Daegu, February 21 – May 28, 2023, http://daeguartmuseum.or.kr
The immensely wealthy Samsung CEO Lee Kun-hee was kept alive on hospital machines for five years so that his heirs can prepare for the inheritance of the huge business empire that is said to contribute up to 20 % to South Koreas GDP. When the family business was finally settled and the life-supporting machines turned off in 2020, an inheritance tax of a unprecedented size corresponding to the uprecedented size of the business empire came due. While the exact deal between the Lees and the Korean government remains unknown, it seems that at least a part (maybe a big part) of the tax due was settled through a donation of an art collection that Lee Kun-hee was building on the side from Samsung profits. Since 2022 a series of Lee Kun-hee collection exhibitions is taking place around Korea. Last year there was a hugely popular one at the National Museum of Korea (focus on traditional Korean art, I guess). This year there is one at MMCA Gwacheon (focus on western art). And not long ago one opened in the Daegu Art Museum. That is the one this text is about. Daegu, by the way, is the city where Lee Kunn-hee’s father started the Samsung business – wholesale dried fish trading – 85 years ago. So far for the context, which is quite important to understand.

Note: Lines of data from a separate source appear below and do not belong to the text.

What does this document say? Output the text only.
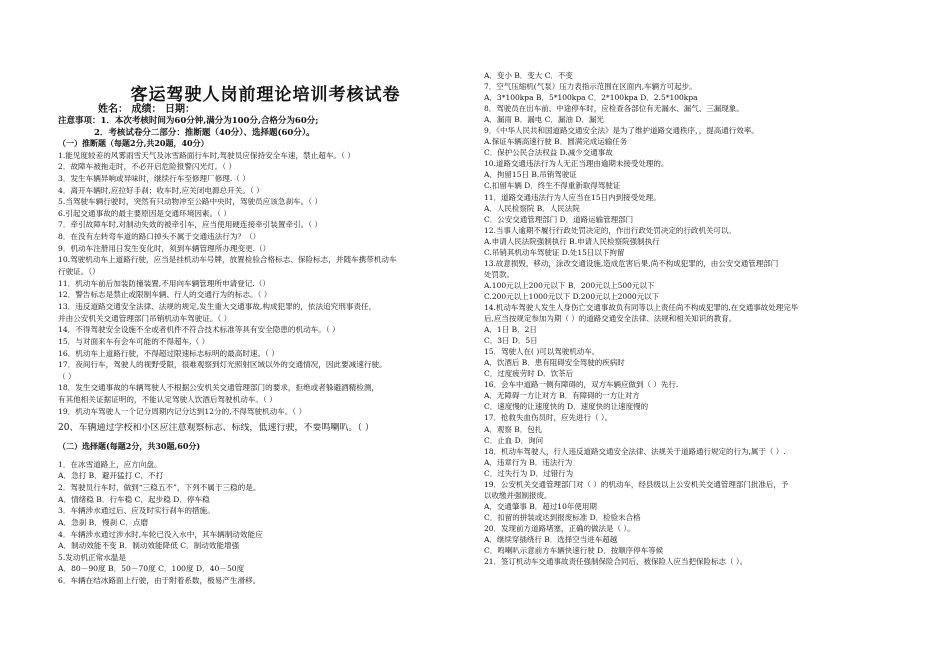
客运驾驶人岗前理论培训考核试卷
姓名： 成绩： 日期：
注意事项：1．本次考核时间为60分钟,满分为100分,合格分为60分;
2．考核试卷分二部分：推断题（40分）、选择题(60分）。
（一）推断题（每题2分,共20题，40分）
1.能见度较差的风雾雨雪天气及冰雪路面行车时,驾驶员应保持安全车速，禁止超车。（ ）
2．故障车被拖走时，不必开启危险报警闪光灯。（ ）
3．发生车辆异响或异味时，继续行车至修理厂修理.（ ）
4．离开车辆时,应拉好手刹；收车时,应关闭电源总开关。（ ）
5.当驾驶车辆行驶时，突然有只动物冲至公路中央时，驾驶员应该急刹车。（ ）
6.引起交通事故的最主要原因是交通环境因素。（ ）
7．牵引故障车时,对制动失效的被牵引车，应当使用硬连接牵引装置牵引。（ ）
8．在没有左转弯车道的路口掉头不属于交通违法行为？（）
9．机动车注册用日发生变化时，须到车辆管理所办理变更.（）
10.驾驶机动车上道路行驶，应当是挂机动车号牌，放置检验合格标志、保险标志，并随车携带机动车
行驶证。（）
11．机动车前后加装防撞装置,不用向车辆管理所申请登记.（）
12．警告标志是禁止或限制车辆、行人的交通行为的标志。（ ）
13．违反道路交通安全法律、法规的规定,发生重大交通事故,构成犯罪的，依法追究刑事责任，
并由公安机关交通管理部门吊销机动车驾驶证。（ ）
14．不得驾驶安全设施不全或者机件不符合技术标准等具有安全隐患的机动车。（ ）
15．与对面来车有会车可能的不得超车,（ ）
16．机动车上道路行驶，不得超过限速标志标明的最高时速。（ ）
17．夜间行车，驾驶人的视野受限，很难观察到灯光照射区域以外的交通情况，因此要减速行驶。
（ ）
18．发生交通事故的车辆驾驶人不根据公安机关交通管理部门的要求，拒绝或者躲避酒精检测，
有其他相关证据证明的，不能认定驾驶人饮酒后驾驶机动车。（ ）
19．机动车驾驶人一个记分周期内记分达到12分的,不得驾驶机动车。（ ）
20、车辆通过学校和小区应注意观察标志、标线，低速行驶，不要鸣喇叭。（ ）
（二）选择题(每题2分，共30题,60分)
1．在冰雪道路上，应方向盘。
A．急打 B．避开猛打 C．不打
2．驾驶员行车时，做到“三稳五不”，下列不属于三稳的是。
A．情绪稳 B．行车稳 C．起步稳 D．停车稳
3．车辆涉水通过后、应及时实行刹车的措施。
A．急刹 B．慢刹 C．点磨
4．车辆涉水通过涉水时,车轮已没入水中，其车辆制动效能应
A．制动效能不变 B．制动效能降低 C．制动效能增强
5.发动机正常水温是
A．80－90度 B．50－70度 C．100度 D．40－50度
6．车辆在结冰路面上行驶，由于附着系数，极易产生滑移。
A．变小 B．变大 C．不变
7．空气压缩机(气泵）压力表指示范围在区面内,车辆方可起步。
A．3*100kpa B．5*100kpa C．2*100kpa D．2.5*100kpa
8．驾驶员在出车前、中途停车时，应检查各部位有无漏水、漏气、三漏现象。
A．漏雨 B．漏电 C．漏油 D．漏光
9．《中华人民共和国道路交通安全法》是为了维护道路交通秩序，，提高通行效率。
A.保证车辆高速行驶 B．圆满完成运输任务
C．保护公民合法权益 D.减少交通事故
10.道路交通违法行为人无正当理由逾期未接受处理的。
A．拘留15日 B.吊销驾驶证
C.扣留车辆 D．终生不得重新取得驾驶证
11．道路交通违法行为人应当在15日内到接受处理。
A．人民检察院 B．人民法院
C．公安交通管理部门 D．道路运输管理部门
12.当事人逾期不履行行政处罚决定的，作出行政处罚决定的行政机关可以。
A.申请人民法院强制执行 B.申请人民检察院强制执行
C.吊销其机动车驾驶证 D.处15日以下拘留
13.故意损毁，移动，涂改交通设施,造成危害后果,尚不构成犯罪的，由公安交通管理部门
处罚款。
A.100元以上200元以下 B．200元以上500元以下
C.200元以上1000元以下 D.200元以上2000元以下
14.机动车驾驶人发生人身伤亡交通事故负有同等以上责任尚不构成犯罪的,在交通事故处理完毕
后,应当按规定参加为期（ ）的道路交通安全法律、法规和相关知识的教育。
A．1日 B．2日
C．3日 D．5日
15．驾驶人在( )可以驾驶机动车。
A．饮酒后 B．患有阻碍安全驾驶的疾病时
C．过度疲劳时 D．饮茶后
16．会车中道路一侧有障碍的，双方车辆应做到（ ）先行.
A．无障碍一方让对方 B．有障碍的一方让对方
C．速度慢的让速度快的 D．速度快的让速度慢的
17．抢救失血伤员时，应先进行（ ）。
A．观察 B．包扎
C．止血 D．询问
18．机动车驾驶人，行人违反道路交通安全法律、法规关于道路通行规定的行为,属于（ ）.
A．违章行为 B．违法行为
C．过失行为 D．过错行为
19．公安机关交通管理部门对（ ）的机动车，经县级以上公安机关交通管理部门批准后，予
以收缴并强制报废。
A．交通肇事 B．超过10年使用期
C．扣留的拼装或达到报废标准 D．检验未合格
20．发现前方道路堵塞，正确的做法是（ ）。
A．继续穿插绕行 B．选择空当进车超越
C．鸣喇叭示意前方车辆快速行驶 D．按顺序停车等候
21．签订机动车交通事故责任强制保险合同后，被保险人应当把保险标志（ ）。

It was very difficult for me to ignore the slight unease when I think about the close connection between government, the Samsung corporation and corruption. While the donated art collection was on display at the National Museum last year, the son of Lee Kun-hee, the heir, was serving a prison term for corruption. Now he’s out again on presidential pardon. There have been rumors that a special new Lee Kun-hee collection museum is about to be built on a plot in Seoul between the old royal palace and current presidential palace, cementing Lee Kun-hee’s position and relation with the rulers of Korea for posterity.
The exhibit at the Daegu Art Museum focuses on tracing the genealogy of Korean modern art throughout the twentieth century through a selection of artworks donated the the DAM and MMCA. It spans the time from the 1920’s when the first Korean artists got acquainted with “western” (modernist) theories during their studies at universities in Japan, followed by the neo-folk tendencies of the 60s and 70s, up to the abstract/monochrome works of late 70s and 80s.
The chronologial arrangement of the works and grouping according to historical periods gave the exhibition an illustrative, textbook feel. The works were here to illustrate the grand narrative of the rise of the Korean nation which somehow also happened to correspond with the rise of the Samsung business empire. It was good in the sense that even a kid or a foreigner could understand it. At the same time this concept made it more difficult to appreciate the artworks in their uniqueness and original artist’s intention. Obviously none of the artist were intending to illustrate the aforementioned grand narrative when creating their works. That was just a lucky post factum coincidence.
The ease with which my Korean friend who accompanied me was commenting on the artworks and explaining them to me showed, that these were all well known artists and artworks, probably featured in real Korean students textbooks. Probably all of the artworks were signigificant in one way or another for Korean art history. As my time was limited (whose isn’t?), I consumed the exhibition in a similar way to flipping through a book. Stopping here and there at artworks that caught my attention. Everything was clean and neat and well arranged, including a little free catalog handout featuring most important works.